Assim, e no que respeita ao tipo de acidente aqui em análise:
- na zona de movimento dos aeroportos e seus terrenos e edifícios adjacentes
(lado ar), o controlo dos acessos deve ser assegurado em permanência para
impedir nomeadamente a entrada nessas zonas a pessoas e veículos não autorizados
(n.º 2.2.1. do Anexo ao Regulamento (CE) n.º 2320/2002 do Parlamento Europeu e
do Conselho de 16 de Dezembro de 2002).
- todo o pessoal, incluindo os tripulantes das aeronaves e os objectos
transportados, é rastreado antes de lhe ser permitido o acesso às zonas
restritas de segurança (n.º 2.3. do Anexo ao Regulamento (CE) n.º 2320/2002).
- as placas e outras áreas de estacionamento devem ser adequadamente iluminadas
e a iluminação existente deverá iluminar, em particular, zonas vulneráveis do
aeroporto (alínea a) do n.º 2.4. do Anexo ao Regulamento (CE) n.º 2320/2002).
- as vedações e zonas limítrofes das zonas restritas de segurança serão vigiadas
por meio de patrulhas, de circuitos fechados de televisão e de outras medidas
de vigilância (alínea c) do n.º 2.4. do Anexo ao Regulamento (CE) n.º
2320/2002).
Da simples leitura destas obrigações legais, resulta manifesto que a
concessionária do serviço público aeroportuário está sujeita a um regime
jurídico bem mais complexo e exigente do que as concessionárias das
auto-estradas, o que se compreende atenta a necessidade de garantir um nível de
segurança muitíssimo elevado na navegação aérea.

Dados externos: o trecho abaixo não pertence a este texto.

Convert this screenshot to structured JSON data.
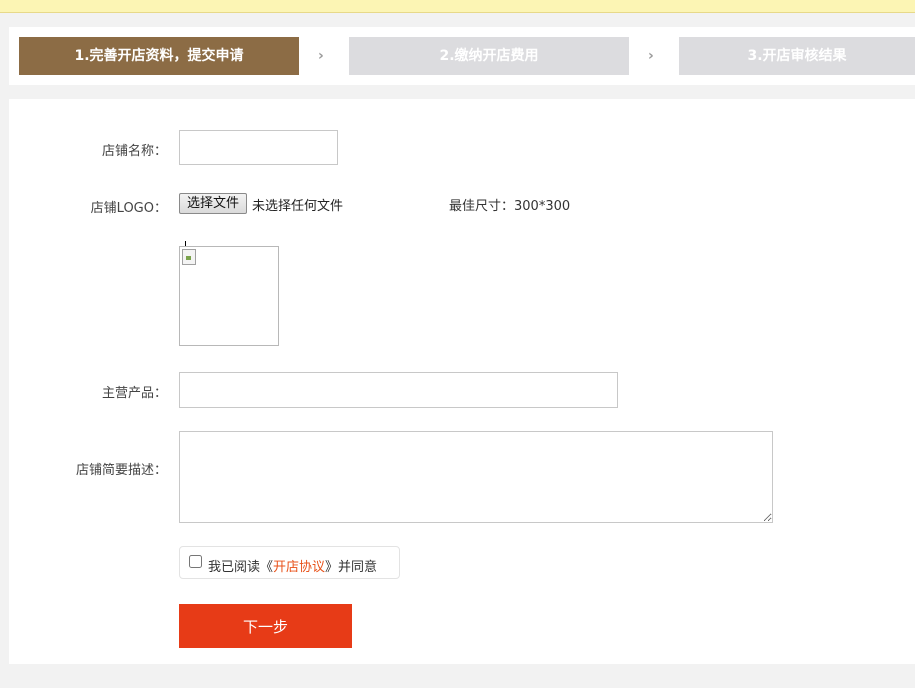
{
  "steps": [
    {
      "label": "1.完善开店资料，提交申请",
      "state": "active"
    },
    {
      "label": "2.缴纳开店费用",
      "state": "inactive"
    },
    {
      "label": "3.开店审核结果",
      "state": "inactive"
    }
  ],
  "step_separator": "›",
  "form": {
    "shop_name_label": "店铺名称：",
    "shop_name_value": "",
    "logo_label": "店铺LOGO：",
    "choose_file_label": "选择文件",
    "no_file_text": "未选择任何文件",
    "size_hint": "最佳尺寸：300*300",
    "products_label": "主营产品：",
    "products_value": "",
    "description_label": "店铺简要描述：",
    "description_value": "",
    "agree_prefix": "我已阅读《",
    "agree_link": "开店协议",
    "agree_suffix": "》并同意",
    "agree_checked": false,
    "next_label": "下一步"
  },
  "colors": {
    "active_step": "#8c6c45",
    "inactive_step": "#dcdcdf",
    "next_button": "#e73b17",
    "link": "#e8521a",
    "notice_bar": "#fcf5b4"
  }
}
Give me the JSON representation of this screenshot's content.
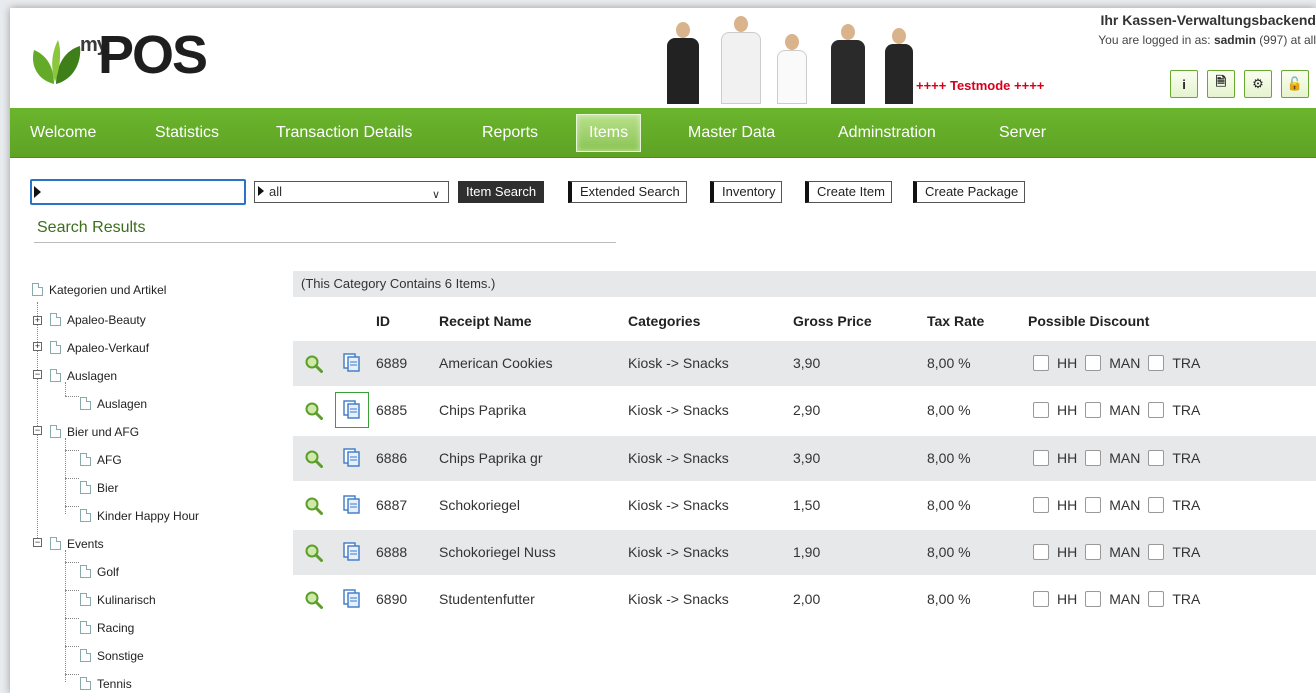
{
  "header": {
    "logo_my": "my",
    "logo_pos": "POS",
    "testmode": "++++ Testmode ++++",
    "backend_title": "Ihr Kassen-Verwaltungsbackend",
    "logged_in_prefix": "You are logged in as:",
    "user": "sadmin",
    "user_suffix": "(997) at all",
    "buttons": [
      {
        "icon": "info-icon",
        "glyph": "i"
      },
      {
        "icon": "document-icon",
        "glyph": "🗎"
      },
      {
        "icon": "gears-icon",
        "glyph": "⚙"
      },
      {
        "icon": "unlock-icon",
        "glyph": "🔓"
      }
    ]
  },
  "nav": {
    "items": [
      "Welcome",
      "Statistics",
      "Transaction Details",
      "Reports",
      "Items",
      "Master Data",
      "Adminstration",
      "Server"
    ],
    "active": "Items"
  },
  "toolbar": {
    "search_value": "",
    "category_select": "all",
    "item_search": "Item Search",
    "extended_search": "Extended Search",
    "inventory": "Inventory",
    "create_item": "Create Item",
    "create_package": "Create Package"
  },
  "results_title": "Search Results",
  "tree": {
    "root": "Kategorien und Artikel",
    "nodes": [
      {
        "label": "Apaleo-Beauty",
        "state": "collapsed"
      },
      {
        "label": "Apaleo-Verkauf",
        "state": "collapsed"
      },
      {
        "label": "Auslagen",
        "state": "expanded",
        "children": [
          "Auslagen"
        ]
      },
      {
        "label": "Bier und AFG",
        "state": "expanded",
        "children": [
          "AFG",
          "Bier",
          "Kinder Happy Hour"
        ]
      },
      {
        "label": "Events",
        "state": "expanded",
        "children": [
          "Golf",
          "Kulinarisch",
          "Racing",
          "Sonstige",
          "Tennis"
        ]
      }
    ]
  },
  "table": {
    "info": "(This Category Contains 6 Items.)",
    "headers": [
      "ID",
      "Receipt Name",
      "Categories",
      "Gross Price",
      "Tax Rate",
      "Possible Discount"
    ],
    "discount_labels": [
      "HH",
      "MAN",
      "TRA"
    ],
    "rows": [
      {
        "id": "6889",
        "name": "American Cookies",
        "category": "Kiosk -> Snacks",
        "price": "3,90",
        "tax": "8,00 %"
      },
      {
        "id": "6885",
        "name": "Chips Paprika",
        "category": "Kiosk -> Snacks",
        "price": "2,90",
        "tax": "8,00 %"
      },
      {
        "id": "6886",
        "name": "Chips Paprika gr",
        "category": "Kiosk -> Snacks",
        "price": "3,90",
        "tax": "8,00 %"
      },
      {
        "id": "6887",
        "name": "Schokoriegel",
        "category": "Kiosk -> Snacks",
        "price": "1,50",
        "tax": "8,00 %"
      },
      {
        "id": "6888",
        "name": "Schokoriegel Nuss",
        "category": "Kiosk -> Snacks",
        "price": "1,90",
        "tax": "8,00 %"
      },
      {
        "id": "6890",
        "name": "Studentenfutter",
        "category": "Kiosk -> Snacks",
        "price": "2,00",
        "tax": "8,00 %"
      }
    ]
  },
  "colors": {
    "nav_green": "#62aa27",
    "testmode_red": "#d6001c",
    "title_green": "#3c6e1e",
    "row_shade": "#e6e8ea",
    "focus_blue": "#2a73c9"
  }
}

Não obstante todas estas obrigações apertadas de segurança, os utilizadores das
infra-estruturas geridas pela F., designadamente as companhias aéreas, podem
sofrer danos, em resultado de um acidente de aviação causado pelo
atravessamento de um animal de grande porte na pista de descolagem do
aeroporto.
A mera actividade de investigação técnica dos acidentes e incidentes
aeroportuários é objecto de legislação especial destinada a reforçar o nível de
segurança na navegação área (Cfr. Decreto-Lei n.º 318/99, de 11 de Agosto, e
Decreto-Lei n.º 218/2005, de 14 de Dezembro).
Em matéria de incidentes, a simples presença incorrecta de um veículo ou pessoa
nas áreas protegidas de uma superfície designada para aterragens e descolagens
constitui ocorrência para efeito de notificação obrigatória ao Gabinete de
Prevenção e Investigação de Acidentes com Aeronaves (Cfr. alínea o), do Anexo I
ao Decreto-Lei n.º 218/2005, de 14 de Dezembro).
Igual notificação tem lugar, por maioria de razão, no caso de chegar a ocorrer
uma obstrução da área de movimento de um aeródromo por parte de veículos,
animais ou objectos estranhos de que resulte uma situação perigosa ou
potencialmente perigosa, (Cfr. n.º 1, da Parte D, e alínea j), do apêndice n.º
2, do Anexo I ao Decreto-Lei n.º 218/2005, de 14 de Dezembro).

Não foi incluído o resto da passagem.